We are about seven months into the pandemic, and health providers are gradually reopening in-person medical services. My neurologist has started minimal in-person visits, although most visits remain virtual. My physical therapy provider has opened in-person visits. The rheumatologist is seeing new patients, and I will be going to the Mayo Clinic for treatment in a couple of months. But what happens if the numbers of COVID-19 infections rise significantly? Does medical care for chronic conditions get shut down again?
None of us have ever experienced a health event such as COVID-19. Our health care providers and policy makers are struggling to protect us while providing people with urgent medical care. But who decides what care is urgent?
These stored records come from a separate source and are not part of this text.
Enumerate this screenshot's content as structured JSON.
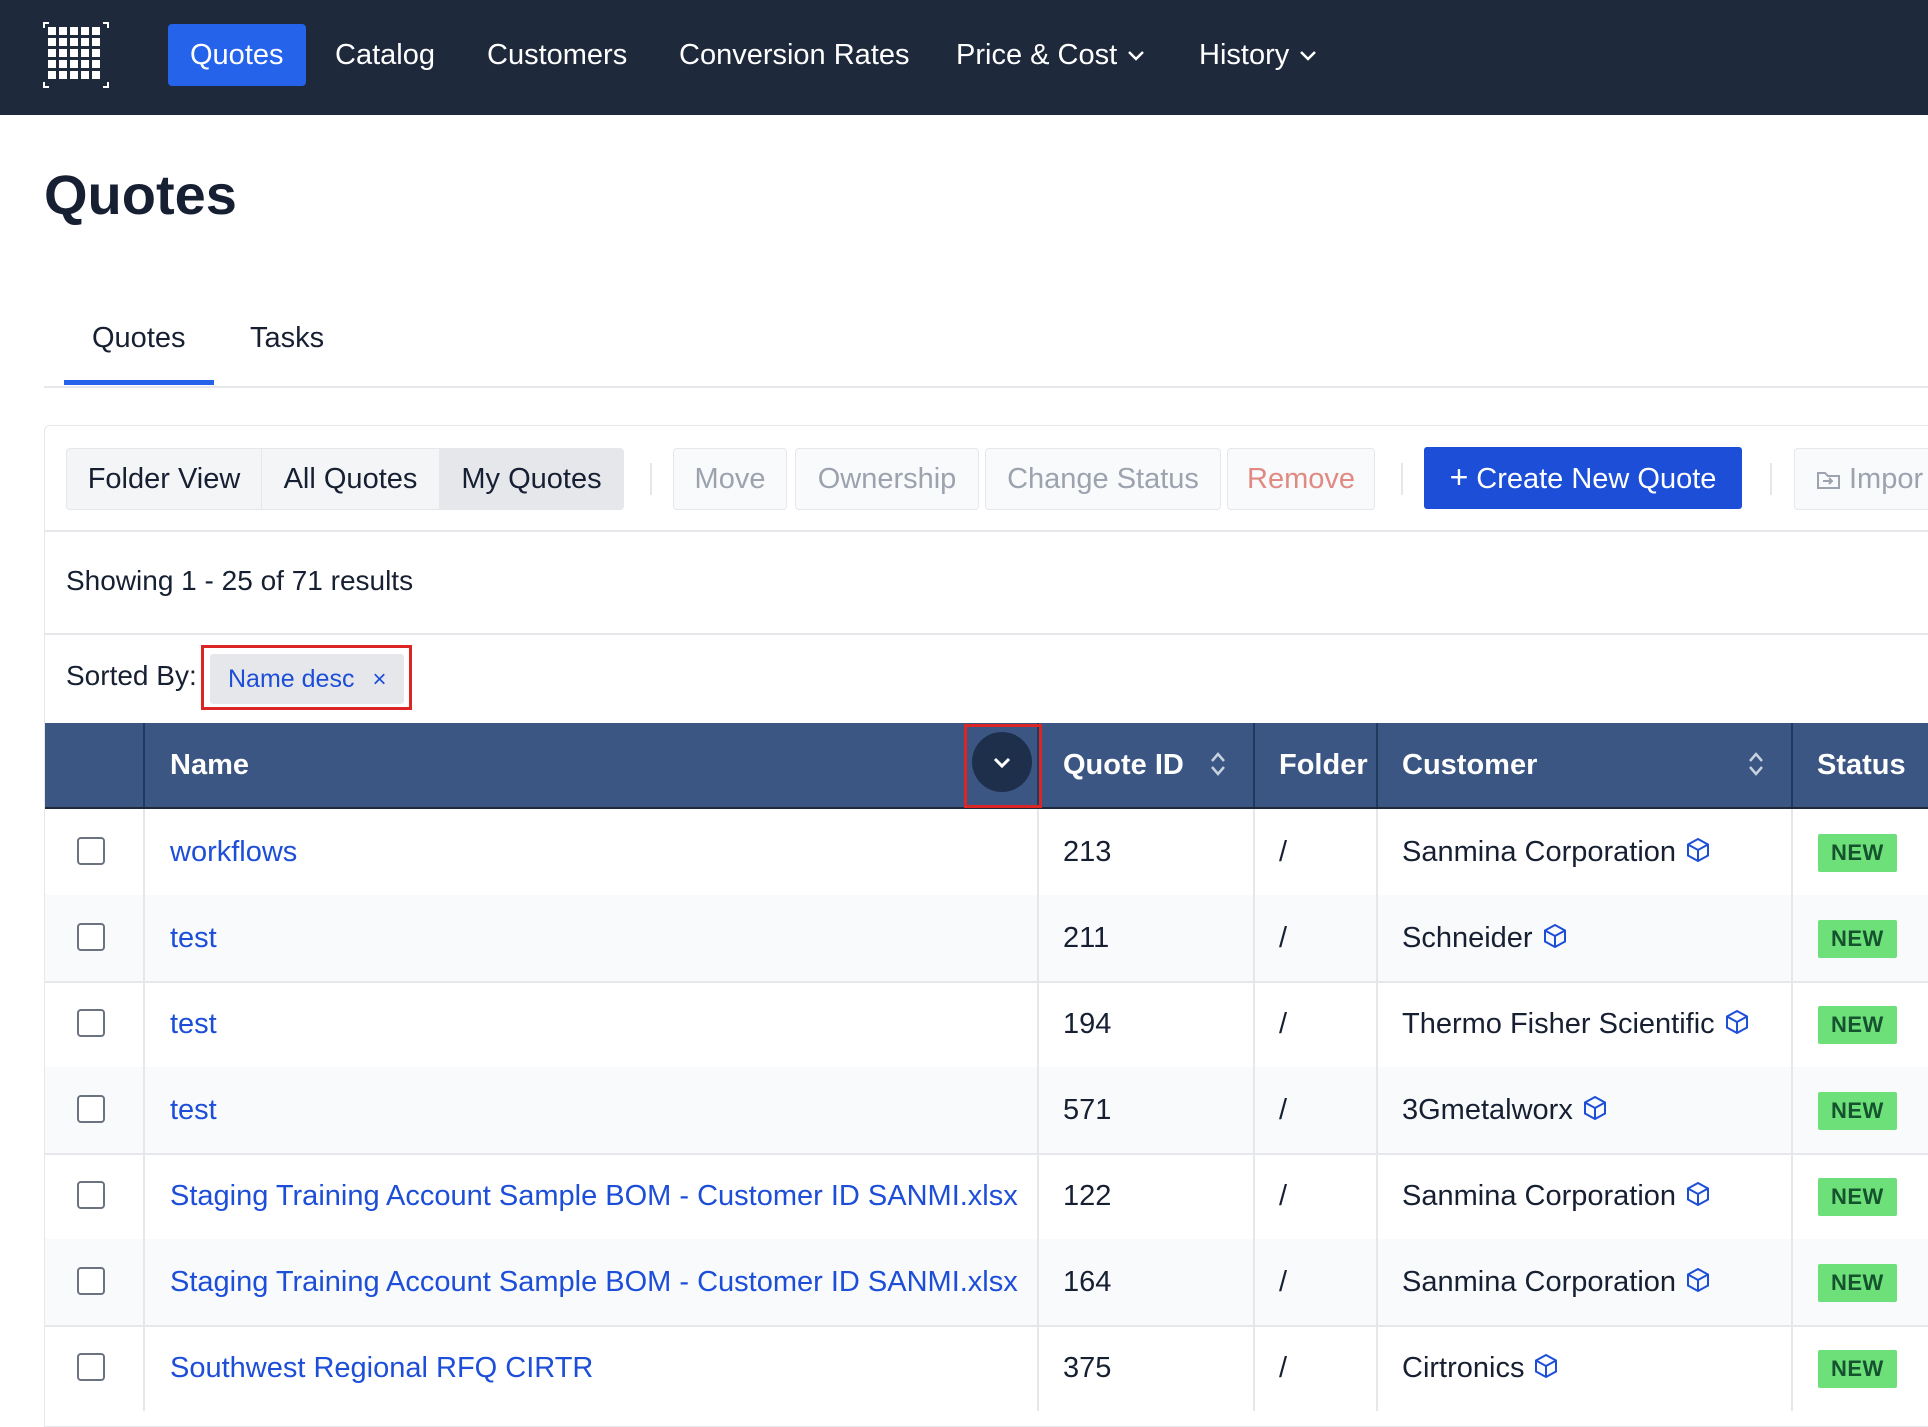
{
  "nav": {
    "items": [
      {
        "label": "Quotes",
        "active": true
      },
      {
        "label": "Catalog"
      },
      {
        "label": "Customers"
      },
      {
        "label": "Conversion Rates"
      },
      {
        "label": "Price & Cost",
        "dropdown": true
      },
      {
        "label": "History",
        "dropdown": true
      }
    ],
    "logo_icon": "grid-logo-icon"
  },
  "page": {
    "title": "Quotes",
    "tabs": [
      {
        "label": "Quotes",
        "active": true
      },
      {
        "label": "Tasks"
      }
    ]
  },
  "toolbar": {
    "view_segments": [
      "Folder View",
      "All Quotes",
      "My Quotes"
    ],
    "selected_segment": "My Quotes",
    "actions": [
      "Move",
      "Ownership",
      "Change Status",
      "Remove"
    ],
    "create_label": "Create New Quote",
    "create_icon": "plus-icon",
    "import_label": "Impor",
    "import_icon": "import-icon"
  },
  "results_text": "Showing 1 - 25 of 71 results",
  "sort": {
    "label": "Sorted By:",
    "chip": "Name desc",
    "chip_close": "×"
  },
  "table": {
    "columns": [
      "Name",
      "Quote ID",
      "Folder",
      "Customer",
      "Status"
    ],
    "rows": [
      {
        "name": "workflows",
        "quote_id": "213",
        "folder": "/",
        "customer": "Sanmina Corporation",
        "status": "NEW"
      },
      {
        "name": "test",
        "quote_id": "211",
        "folder": "/",
        "customer": "Schneider",
        "status": "NEW"
      },
      {
        "name": "test",
        "quote_id": "194",
        "folder": "/",
        "customer": "Thermo Fisher Scientific",
        "status": "NEW"
      },
      {
        "name": "test",
        "quote_id": "571",
        "folder": "/",
        "customer": "3Gmetalworx",
        "status": "NEW"
      },
      {
        "name": "Staging Training Account Sample BOM - Customer ID SANMI.xlsx",
        "quote_id": "122",
        "folder": "/",
        "customer": "Sanmina Corporation",
        "status": "NEW"
      },
      {
        "name": "Staging Training Account Sample BOM - Customer ID SANMI.xlsx",
        "quote_id": "164",
        "folder": "/",
        "customer": "Sanmina Corporation",
        "status": "NEW"
      },
      {
        "name": "Southwest Regional RFQ CIRTR",
        "quote_id": "375",
        "folder": "/",
        "customer": "Cirtronics",
        "status": "NEW"
      }
    ]
  },
  "colors": {
    "nav_bg": "#1e293b",
    "accent": "#2563eb",
    "table_header": "#3b5682",
    "status_new": "#6ee07a",
    "highlight": "#dc2626"
  }
}
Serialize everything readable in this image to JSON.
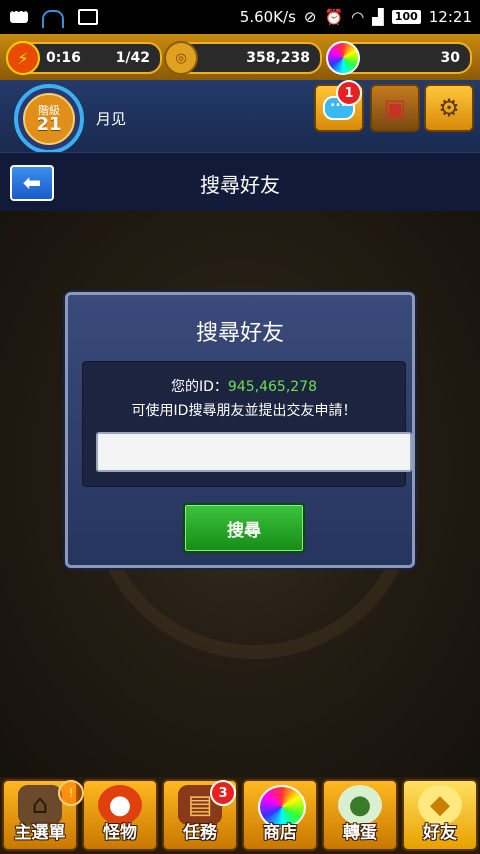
{
  "status_bar": {
    "net_speed": "5.60K/s",
    "battery": "100",
    "time": "12:21"
  },
  "resources": {
    "stamina_timer": "0:16",
    "stamina": "1/42",
    "coins": "358,238",
    "orbs": "30"
  },
  "player": {
    "rank_label": "階級",
    "rank": "21",
    "name": "月见"
  },
  "header": {
    "chat_badge": "1",
    "title": "搜尋好友"
  },
  "dialog": {
    "title": "搜尋好友",
    "id_label": "您的ID：",
    "id_value": "945,465,278",
    "hint": "可使用ID搜尋朋友並提出交友申請！",
    "input_value": "",
    "search_button": "搜尋"
  },
  "bottom_nav": {
    "items": [
      {
        "label": "主選單",
        "icon": "home-icon"
      },
      {
        "label": "怪物",
        "icon": "monster-icon"
      },
      {
        "label": "任務",
        "icon": "quest-book-icon",
        "badge": "3"
      },
      {
        "label": "商店",
        "icon": "orb-shop-icon"
      },
      {
        "label": "轉蛋",
        "icon": "egg-icon"
      },
      {
        "label": "好友",
        "icon": "friends-icon"
      }
    ]
  },
  "colors": {
    "accent_gold": "#f0b020",
    "id_green": "#6ce050",
    "button_green": "#3cc43c",
    "navy": "#111a38"
  }
}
Different providers and different states are making different decisions about what care is provided, often leaving people with chronic illness and chronic pain behind. Chronic diseases, such as heart disease and diabetes, are among the leading causes of death in the US, and access to regular health care is necessary to manage these conditions and prevent acute medical events, such as emergency department visits for uncontrolled diabetes. Additionally, chronic pain changes the brain, and those with untreated chronic pain are more likely to have depression and suicidal ideations. The Centers for Disease Control and Prevention estimates that 8 percent of the population has “high-impact” chronic pain; I am part of this population. The pandemic effectively cut off people such as me from their medical care.
Something has to change. While all in-person medical care for chronic illness cannot continue during a pandemic, there is a level of urgent care that is essential to people living with chronic illness and chronic pain, and it must be treated as such. CMS and the states need to work with providers to safely keep open more outpatient services and elective surgeries. One necessary step is an increase in PPE to a vast array of medical providers so they can safely provide care. Another is a broadening of the definition of essential care to provide care essential to those with chronic conditions. When we do have a second bump of COVID-19 infections, there needs to be a plan to allow us access to health care. We can’t be locked out again.